Tuesday’s Tale: A New Breath
At three months old, I was diagnosed with cystic fibrosis. Even with my diagnosis I was brought up to live my life to the fullest. I followed my regimen of medicine and chest therapy throughout my childhood and early adulthood with few problems. I had hardly any hospital visits and was even able to play soccer!
When I was in my early 20s and preparing to graduate from college, all I could think about were the adventures that lie ahead. The world was my oyster.
I was determined to graduate with my law degree and continued classes until my 3rd year. By then it had just become too much to handle. I made the decision to leave school, my Mom and I relocated, and I was listed at the University of Alabama at Birmingham (UAB). We lived in this great place called “The Townhouse.” It was a home full of patients and families waiting on transplants and cancer patients undergoing treatment. There were times in Toledo when I just felt alone. While I was in Birmingham, it was like I was surrounded by a second family. I was lucky to be around people who knew what I was going through. It was my own built in support system.

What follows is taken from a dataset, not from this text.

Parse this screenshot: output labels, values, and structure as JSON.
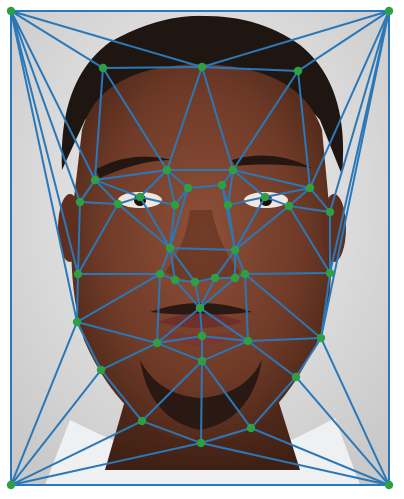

During my time in Alabama, I was admitted to the children’s hospital every six weeks for a two-week stay. I am so lucky to have been there. Those doctors and nurses kept me alive. On March 9, 2000 when I got my call, it was during one my routine hospital stays. We were only six blocks away from UAB. After a six hour surgery, I had received my new lungs. While I did have some hurdles along the way, I recovered quickly. By the second day I was walking up to one mile a day!

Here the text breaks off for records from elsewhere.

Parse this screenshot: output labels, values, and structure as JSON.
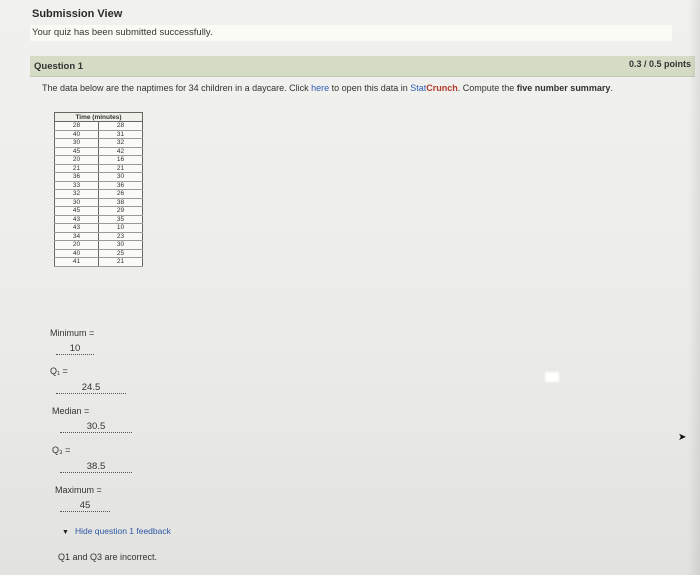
{
  "page": {
    "title": "Submission View",
    "success_message": "Your quiz has been submitted successfully."
  },
  "question": {
    "title": "Question 1",
    "points": "0.3 / 0.5 points",
    "prompt_start": "The data below are the naptimes for 34 children in a daycare. Click ",
    "prompt_link": "here",
    "prompt_middle": " to open this data in ",
    "prompt_brand_prefix": "Stat",
    "prompt_brand_suffix": "Crunch",
    "prompt_end": ". Compute the ",
    "prompt_bold": "five number summary",
    "prompt_period": "."
  },
  "table": {
    "header": "Time (minutes)",
    "rows": [
      [
        "28",
        "28"
      ],
      [
        "40",
        "31"
      ],
      [
        "30",
        "32"
      ],
      [
        "45",
        "42"
      ],
      [
        "20",
        "16"
      ],
      [
        "21",
        "21"
      ],
      [
        "36",
        "30"
      ],
      [
        "33",
        "36"
      ],
      [
        "32",
        "26"
      ],
      [
        "30",
        "38"
      ],
      [
        "45",
        "29"
      ],
      [
        "43",
        "35"
      ],
      [
        "43",
        "10"
      ],
      [
        "34",
        "23"
      ],
      [
        "20",
        "30"
      ],
      [
        "40",
        "25"
      ],
      [
        "41",
        "21"
      ]
    ]
  },
  "answers": {
    "minimum_label": "Minimum =",
    "minimum_value": "10",
    "q1_label": "Q₁ =",
    "q1_value": "24.5",
    "median_label": "Median =",
    "median_value": "30.5",
    "q3_label": "Q₃ =",
    "q3_value": "38.5",
    "maximum_label": "Maximum =",
    "maximum_value": "45"
  },
  "feedback": {
    "toggle_label": "Hide question 1 feedback",
    "toggle_icon": "triangle-down-icon",
    "text": "Q1 and Q3 are incorrect."
  }
}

Within three weeks of my original surgery, I was out of the hospital. I recovered in The Townhouse until Mother’s Day. What a great day to go home! That summer I took a rock climbing class with a fellow double lung recipient from Alabama. I was able to return to law school in September 2000 and passed the bar exam in January 2001. I also accepted a job with the District Court of Appeals in Lima and continued to move forward with my new shot at life. In 2004, I began my work with Lifeline of Ohio. I have enjoyed the opportunity to give back to such a great organization. I have been able to speak at events on behalf of the power of donation, as well as attending health fairs throughout the community and volunteering for some large events, like the Dash for Donation.
I have also been able to do quite a bit of traveling in the past few years. I have visited Europe three times including tours of Italy and Ireland. My favorite trip was this past May when I married my best friend, Deborah, in a castle in Scotland.

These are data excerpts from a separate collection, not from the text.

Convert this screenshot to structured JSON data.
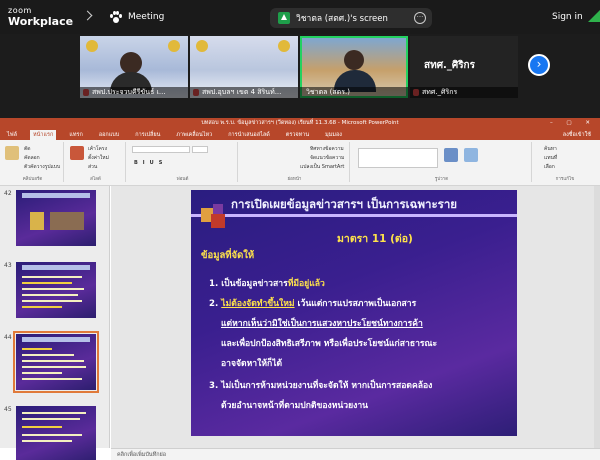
{
  "zoom": {
    "logo_line1": "zoom",
    "logo_line2": "Workplace",
    "meeting_label": "Meeting",
    "share_label": "วิชาตล (สตศ.)'s screen",
    "signin_label": "Sign in"
  },
  "participants": [
    {
      "name": "สพป.ประจวบคีรีขันธ์ เ..."
    },
    {
      "name": "สพป.อุบลฯ เขต 4 สิรินท์..."
    },
    {
      "name": "วิชาตล (สตร.)"
    },
    {
      "name": "สทศ._ศิริกร",
      "big_name": "สทศ._ศิริกร"
    }
  ],
  "powerpoint": {
    "window_title": "บทสอบ พ.ร.บ. ข้อมูลข่าวสารฯ (วีดทอง) เรียนที่ 11.3.68 - Microsoft PowerPoint",
    "tabs": [
      "ไฟล์",
      "หน้าแรก",
      "แทรก",
      "ออกแบบ",
      "การเปลี่ยน",
      "ภาพเคลื่อนไหว",
      "การนำเสนอสไลด์",
      "ตรวจทาน",
      "มุมมอง"
    ],
    "tab_right": "ลงชื่อเข้าใช้",
    "ribbon_labels": [
      "คลิปบอร์ด",
      "สไลด์",
      "ฟอนต์",
      "ย่อหน้า",
      "รูปวาด",
      "การแก้ไข"
    ],
    "ribbon_items": [
      "ตัด",
      "คัดลอก",
      "ตัวคัดวางรูปแบบ",
      "เค้าโครง",
      "ตั้งค่าใหม่",
      "ส่วน",
      "ทิศทางข้อความ",
      "จัดแนวข้อความ",
      "แปลงเป็น SmartArt",
      "ค้นหา",
      "แทนที่",
      "เลือก"
    ],
    "notes_placeholder": "คลิกเพื่อเพิ่มบันทึกย่อ",
    "thumb_numbers": [
      "42",
      "43",
      "44",
      "45"
    ]
  },
  "slide": {
    "title": "การเปิดเผยข้อมูลข่าวสารฯ เป็นการเฉพาะราย",
    "subtitle": "มาตรา 11 (ต่อ)",
    "heading": "ข้อมูลที่จัดให้",
    "line1_a": "1. เป็นข้อมูลข่าวสาร",
    "line1_b": "ที่มีอยู่แล้ว",
    "line2_a": "2. ",
    "line2_b": "ไม่ต้องจัดทำขึ้นใหม่",
    "line2_c": " เว้นแต่การแปรสภาพเป็นเอกสาร",
    "line3": "แต่หากเห็นว่ามิใช่เป็นการแสวงหาประโยชน์ทางการค้า",
    "line4": "และเพื่อปกป้องสิทธิเสรีภาพ หรือเพื่อประโยชน์แก่สาธารณะ",
    "line5": "อาจจัดหาให้ก็ได้",
    "line6": "3. ไม่เป็นการห้ามหน่วยงานที่จะจัดให้ หากเป็นการสอดคล้อง",
    "line7": "ด้วยอำนาจหน้าที่ตามปกติของหน่วยงาน"
  },
  "colors": {
    "zoom_bg": "#1a1a1a",
    "active_border": "#23d160",
    "ppt_accent": "#b7472a",
    "slide_title": "#f1f1ff",
    "slide_yellow": "#ffe34a"
  }
}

Today, I am living in Clintonville and working for the Ohio Department of Commerce. I still have cystic fibrosis but my new lungs are not at risk.
With the help of enzymes, I am able to keep both myself and my gift, as healthy as possible. While I encourage people to stay as healthy as possible, I truly believe that there is no greater gift than the gift of life. There is no greater legacy you can leave. I am happy to live every day honoring my donor and the gift I was given. Every breath I take is a new chance, a new day. With each new day, I say a prayer for my donor family and I know that I will spend every day of the rest of my life not only just feeling grateful, but acting on it as well. I will live my life to the fullest and each breath I take will be a silent ‘thank you’ for my second chance at a new life.